鲁棒性至关重要：大语言模型在数据拟合中的局限性 (Robustness is Important: Limitations of LLMs for Data Fitting)

Large Language Models (LLMs) are being applied in a wide array of settings, well beyond the typical language-oriented use cases. In particular, LLMs are increasingly used as a plug-and-play method for fitting data and generating predictions. Prior work has shown that LLMs, via in-context learning or supervised fine-tuning, can perform competitively with many tabular supervised learning techniques in terms of predictive performance. However, we identify a critical vulnerability of using LLMs for data fitting -- making changes to data representation that are completely irrelevant to the underlying learning task can drastically alter LLMs' predictions on the same data. For example, simply changing variable names can sway the size of prediction error by as much as 82% in certain settings. Such prediction sensitivity with respect to task-irrelevant variations manifests under both in-context learning and supervised fine-tuning, for both close-weight and open-weight general-purpose LLMs. Moreover, by examining the attention scores of an open-weight LLM, we discover a non-uniform attention pattern: training examples and variable names/values which happen to occupy certain positions in the prompt receive more attention when output tokens are generated, even though different positions are expected to receive roughly the same attention. This partially explains the sensitivity in the presence of task-irrelevant variations. We also consider a state-of-the-art tabular foundation model (TabPFN) trained specifically for data fitting. Despite being explicitly designed to achieve prediction robustness, TabPFN is still not immune to task-irrelevant variations. Overall, despite LLMs' impressive predictive capabilities, currently they lack even the basic level of robustness to be used as a principled data-fitting tool.
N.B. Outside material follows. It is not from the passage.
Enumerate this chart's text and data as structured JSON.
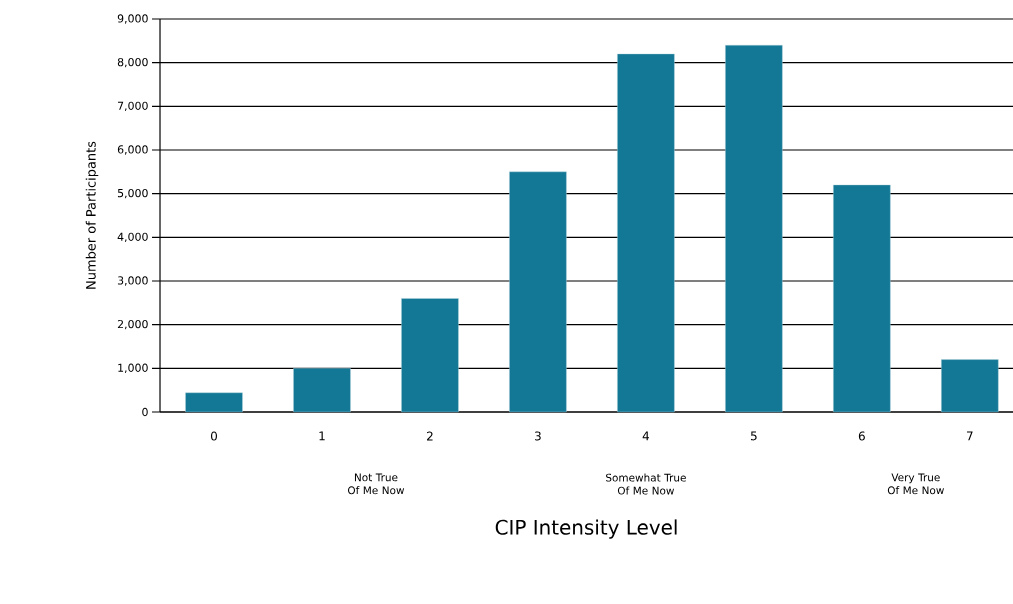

翻译：大语言模型（LLMs）正被广泛应用于各类场景，远超典型的语言导向用例。特别是，LLMs越来越多地被用作即插即用的数据拟合与预测生成方法。先前研究表明，通过上下文学习或监督微调，LLMs在预测性能方面可与许多表格监督学习技术相竞争。然而，我们发现了使用LLMs进行数据拟合的一个关键脆弱性——对数据表示进行与底层学习任务完全无关的改动，可能大幅改变LLMs对相同数据的预测结果。例如，在某些设定中仅更改变量名称就可使预测误差波动高达82%。这种针对任务无关变异的预测敏感性同时存在于上下文学习和监督微调中，且对闭源和开源通用大语言模型均有影响。此外，通过分析开源LLM的注意力分数，我们发现了一种非均匀注意力模式：训练样本及变量名称/数值若恰好占据提示文本中的特定位置，在生成输出词元时会获得更多关注，尽管不同位置预期应获得大致均等的注意力。这在一定程度上解释了存在任务无关变异时的敏感性现象。我们还考察了专为数据拟合训练的最先进表格基础模型（TabPFN）。尽管该模型被明确设计以实现预测鲁棒性，TabPFN仍无法完全免疫于任务无关变异的影响。总体而言，尽管LLMs展现出卓越的预测能力，当前它们仍缺乏作为规范化数据拟合工具所需的基本鲁棒性。